Fri PM I went to Film Forum and saw “Last Tango in Paris.” Brando’s acting is so raw, it’s uncomfortable to watch. His torment feels too private, like you're watching something you have no right to see.

Here's the story - a woman kills herself. Her husband doesn’t know why. He begins seeing a much younger woman, but insists when they are together in this empty Paris apartment, they are never to use each others’ names, and are never to give the other any information on their lives. The young girl has a fiancée, a nitwit avant-garde filmmaker she plans to marry. The sex with the older man becomes rough, sadistic – borderline rape. She’s unable to break off the relationship. Suddenly, he decides to open up to her. He tells her his name, his past, that her loves her, that they’re going to spend their lives together. She doesn’t want him anymore. He refuses to take no for an answer. She flees. He pursues. She shoots him dead.

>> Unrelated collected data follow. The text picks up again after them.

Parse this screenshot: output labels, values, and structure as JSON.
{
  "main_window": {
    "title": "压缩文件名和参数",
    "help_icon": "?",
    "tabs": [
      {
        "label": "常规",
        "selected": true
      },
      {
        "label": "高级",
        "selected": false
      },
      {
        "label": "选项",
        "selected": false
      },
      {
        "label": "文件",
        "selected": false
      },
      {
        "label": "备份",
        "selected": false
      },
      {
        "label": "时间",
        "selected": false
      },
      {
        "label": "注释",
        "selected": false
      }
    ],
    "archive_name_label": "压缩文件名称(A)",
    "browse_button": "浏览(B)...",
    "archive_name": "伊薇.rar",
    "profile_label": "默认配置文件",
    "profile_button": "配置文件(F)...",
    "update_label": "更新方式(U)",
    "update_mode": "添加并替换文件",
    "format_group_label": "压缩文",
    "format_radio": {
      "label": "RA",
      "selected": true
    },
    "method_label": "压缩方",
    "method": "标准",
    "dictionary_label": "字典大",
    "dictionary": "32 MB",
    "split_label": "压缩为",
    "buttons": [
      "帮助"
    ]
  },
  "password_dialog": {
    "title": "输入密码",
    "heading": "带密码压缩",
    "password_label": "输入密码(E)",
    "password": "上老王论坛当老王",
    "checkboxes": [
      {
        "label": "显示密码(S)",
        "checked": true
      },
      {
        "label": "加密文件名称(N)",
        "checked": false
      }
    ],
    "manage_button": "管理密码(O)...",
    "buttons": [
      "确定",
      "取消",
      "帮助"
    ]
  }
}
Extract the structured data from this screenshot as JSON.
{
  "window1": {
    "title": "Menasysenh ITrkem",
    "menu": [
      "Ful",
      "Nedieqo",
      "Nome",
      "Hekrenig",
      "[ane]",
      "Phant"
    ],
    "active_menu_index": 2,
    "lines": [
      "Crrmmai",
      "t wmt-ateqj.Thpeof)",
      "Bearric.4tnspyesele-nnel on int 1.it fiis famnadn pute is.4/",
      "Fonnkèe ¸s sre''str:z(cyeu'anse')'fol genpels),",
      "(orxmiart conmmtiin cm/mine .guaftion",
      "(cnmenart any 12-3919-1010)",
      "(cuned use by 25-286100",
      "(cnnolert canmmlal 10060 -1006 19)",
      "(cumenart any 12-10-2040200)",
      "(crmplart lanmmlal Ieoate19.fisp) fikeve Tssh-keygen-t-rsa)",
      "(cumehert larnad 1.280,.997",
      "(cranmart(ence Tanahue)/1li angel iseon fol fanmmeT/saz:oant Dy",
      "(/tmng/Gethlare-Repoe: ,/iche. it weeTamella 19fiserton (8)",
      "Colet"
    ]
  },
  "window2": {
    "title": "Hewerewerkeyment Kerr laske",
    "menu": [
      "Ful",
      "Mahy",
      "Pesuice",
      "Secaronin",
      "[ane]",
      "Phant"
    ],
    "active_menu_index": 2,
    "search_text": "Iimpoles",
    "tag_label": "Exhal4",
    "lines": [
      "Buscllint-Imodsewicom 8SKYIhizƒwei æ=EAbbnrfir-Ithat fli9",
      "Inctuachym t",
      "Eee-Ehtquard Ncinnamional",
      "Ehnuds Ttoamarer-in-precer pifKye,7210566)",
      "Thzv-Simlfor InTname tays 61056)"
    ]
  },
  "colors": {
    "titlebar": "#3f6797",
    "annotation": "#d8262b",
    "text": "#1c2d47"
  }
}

I have no idea what it means. Grief, depression, using sex as a band-aid. The temptation to dehumanize another, to think of another person strictly in terms of your own physical needs. The false lure of something anonymous, without strings, without messy human emotions - but of course that can’t exist for long. We form connections, whether we like it or not.

Bertolucci said the movie was about his experiences with psychoanalysis. Brando said on the set Bertolucci just kept saying the movie was about his penis.

It was always easy to make fun of Brando’s acting – the mumbling, the scratching, the mannerisms. Anyone can do it, and we immediately recognize it as Brando. It's like imitating Dylan. I can do it and I don’t even know Dylan. That’s what happens with a talent that’s that distinctive, one of a kind. Now that Brando's gone, it's so clear we will never see his like again.